Я стараюсь не думать часто о доме и о тебе. Так получается, и так должно быть. Это мне доказывает жизнь. Здесь есть такие места, куда мы приходим вроде блудных сыновей и дочерей и едим свои котлеты по-киевски. Мы даже слушаем русско-армянско-грузинскую скрипку, и девочка поет нам „Не уезжай ты, мой голубчик“, — старинный цыганский романс. Почти как наши русские начала века. Теперь я их понимаю. Хотя я никогда не жил в начале века и никогда не был аристократом. А если даже им был наш дед, то я об этом не узнаю, как не узнала об этом и ты. Так что, может, всему причиной ностальгия, мам? Ностальгия по тем временам, которые наша страна, режим, при котором ты и я жили, так старательно стерли из памяти и написанной истории. Но остались какие-то клочки, какая-то пыль, она стояла в воздухе, появлялась в словах бабушки, в старых стихах, мотивах и настроениях. Ну вот теперь я и склеиваю здесь эти клочки, сам для себя, в ресторане „Петрушка“, что на восточной стороне. Знаешь, что такое „восточная сторона“? Это самая богатая часть Нью-Йорка.
Знаешь, мама, здесь столько всего происходит, что и не перескажешь. Все перепутано и смещено, как во сне или в бреду или в фильме. Как будто я принял что-то… Но прошлое теперь тоже кажется нереальным, в этом-то и штука. Вот почему я не писал тебе с прошлой осени. Я даже стал забывать ваши с сестрой лица и то, какого она роста. А иногда мне снятся страшные сны, от которых я просыпаюсь с криком — мне снится, будто я вернулся и все хожу и хожу по кругу, езжу в метро по эскалатору с одной станции на другую, а вырваться не могу и уехать без иностранного паспорта тоже, а его украли. Что же ты со мной такое сделала, если мне страшно к тебе вернуться?! Так это, может, и к лучшему, что не помню лица. Да и ты не терзайся, не пиши мне так часто, будет легче. Здесь говорят: отпусти тех, кого любишь, окутай их розовым ярким светом и отпусти, как воздушный шар. Вон они летят — видишь, сколько их?

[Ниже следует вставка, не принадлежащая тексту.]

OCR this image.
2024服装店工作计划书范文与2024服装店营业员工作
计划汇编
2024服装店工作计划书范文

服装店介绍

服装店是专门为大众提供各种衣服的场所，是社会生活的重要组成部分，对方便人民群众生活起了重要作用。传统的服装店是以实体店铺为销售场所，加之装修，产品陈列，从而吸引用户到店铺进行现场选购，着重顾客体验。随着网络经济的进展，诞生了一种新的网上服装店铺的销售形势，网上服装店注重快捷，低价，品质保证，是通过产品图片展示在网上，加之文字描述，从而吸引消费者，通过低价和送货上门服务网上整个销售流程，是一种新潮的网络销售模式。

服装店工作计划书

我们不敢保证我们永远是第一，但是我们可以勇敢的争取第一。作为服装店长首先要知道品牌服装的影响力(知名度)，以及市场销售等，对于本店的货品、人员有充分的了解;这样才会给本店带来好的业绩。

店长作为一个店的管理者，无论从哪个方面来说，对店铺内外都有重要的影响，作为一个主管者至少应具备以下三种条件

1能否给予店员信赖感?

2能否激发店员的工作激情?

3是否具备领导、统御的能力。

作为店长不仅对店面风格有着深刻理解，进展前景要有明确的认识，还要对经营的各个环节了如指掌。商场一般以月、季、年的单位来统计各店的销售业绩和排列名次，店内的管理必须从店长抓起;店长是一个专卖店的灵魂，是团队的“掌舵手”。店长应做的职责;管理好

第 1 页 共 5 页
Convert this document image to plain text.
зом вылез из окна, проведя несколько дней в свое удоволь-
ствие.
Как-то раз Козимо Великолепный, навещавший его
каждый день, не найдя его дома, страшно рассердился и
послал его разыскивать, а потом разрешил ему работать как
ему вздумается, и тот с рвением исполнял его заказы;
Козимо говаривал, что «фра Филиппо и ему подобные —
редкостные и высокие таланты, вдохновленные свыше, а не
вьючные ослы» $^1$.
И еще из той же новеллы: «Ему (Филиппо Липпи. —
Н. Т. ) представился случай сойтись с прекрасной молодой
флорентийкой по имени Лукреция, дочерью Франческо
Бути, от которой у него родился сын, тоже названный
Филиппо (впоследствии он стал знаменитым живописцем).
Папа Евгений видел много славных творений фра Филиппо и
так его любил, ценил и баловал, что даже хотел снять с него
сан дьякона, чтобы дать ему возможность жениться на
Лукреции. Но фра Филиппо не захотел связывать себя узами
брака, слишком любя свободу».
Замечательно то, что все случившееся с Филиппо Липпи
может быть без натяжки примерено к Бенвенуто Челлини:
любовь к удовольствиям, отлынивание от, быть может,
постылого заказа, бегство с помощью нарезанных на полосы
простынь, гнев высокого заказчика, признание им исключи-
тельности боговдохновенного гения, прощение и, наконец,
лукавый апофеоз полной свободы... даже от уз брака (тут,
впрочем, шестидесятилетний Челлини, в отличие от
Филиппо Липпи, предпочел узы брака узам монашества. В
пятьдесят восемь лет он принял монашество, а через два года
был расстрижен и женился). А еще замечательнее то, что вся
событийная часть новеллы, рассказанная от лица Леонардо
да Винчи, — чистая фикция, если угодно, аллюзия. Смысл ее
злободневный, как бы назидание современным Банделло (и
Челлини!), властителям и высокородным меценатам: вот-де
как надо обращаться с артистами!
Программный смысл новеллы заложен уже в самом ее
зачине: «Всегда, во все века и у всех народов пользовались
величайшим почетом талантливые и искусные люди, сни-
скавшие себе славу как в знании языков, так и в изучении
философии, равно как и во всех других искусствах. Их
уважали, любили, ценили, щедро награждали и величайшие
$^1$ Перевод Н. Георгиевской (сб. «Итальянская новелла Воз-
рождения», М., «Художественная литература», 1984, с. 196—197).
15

Случается, мы смотрим советские фильмы. И ты знаешь, они нам не нравятся. Особенно как актеры говорят. Что-то есть во всем этом искусственное, слащавое до ужаса. Все эти переживания — ты знаешь, я уже от них отвык. Так что пусть они меня не тревожат. У меня на это нет сил. Да и депрессия здесь — тоже нонсенс. Все равно что сидеть в окопе и жаловаться на плохое настроение. Не знаю, мама, нравится тебе это или нет, я даже не знаю, нравится ли это мне, но это единственный способ выжить.
Наши здесь все работают: актеры — официантами, инженеры — секретарями, режиссеры — столярами, художники… ну эти, как все художники, ждут, когда работу купят, воздерживаются от искуса легких денег. Вот такие дела. Все лучше, чем в Париже. Там, говорят, самый высокий процент самоубийств среди русской эмиграции. Один поэт перед тем как повеситься, сказал: хоть в Сибирь, в лагерь, но в Россию, пожалуйста. Ему отказали в возвращении. Ну так это был его конец… в Париже.
Местные спрашивают нас в основном о марксизме и системе Станиславского. А мне нечего сказать. Хоть меня и воспитывали на марксистских догмах, но я был так же отчужден от его целей, как рабочий при капитализме отчужден от производимого им продукта. Что касается системы Станиславского, то мы жили по ней каждый день: вечно живая память о прошлых ранах и потерях, готовая в любую минуту выплеснуться наружу воплем эмоций, акцент на подлинных чувствах и переживаниях, импровизация в предлагаемых обстоятельствах, далеко загнанное внутрь „представление“ о каких-либо своих внешних проявлениях… Все так хорошо существовали по этой системе в своих домах, на улицах, в очередях, что истерические приступы стали знакомыми, привычными и обыденными. Вскоре нам уже было недостаточно видеть актера вопящим и рыдающим, как это делал накануне твой сосед по квартире, и режиссеры рванули на поиски новых форм и языка, который смог бы потрясти воображение. Нигде в мире так болезненно не относились к системе Станиславского, как в советском театре 70-х и 80-х, не отступая от нее ни на шаг. Советская жизнь никогда не была… элегантной.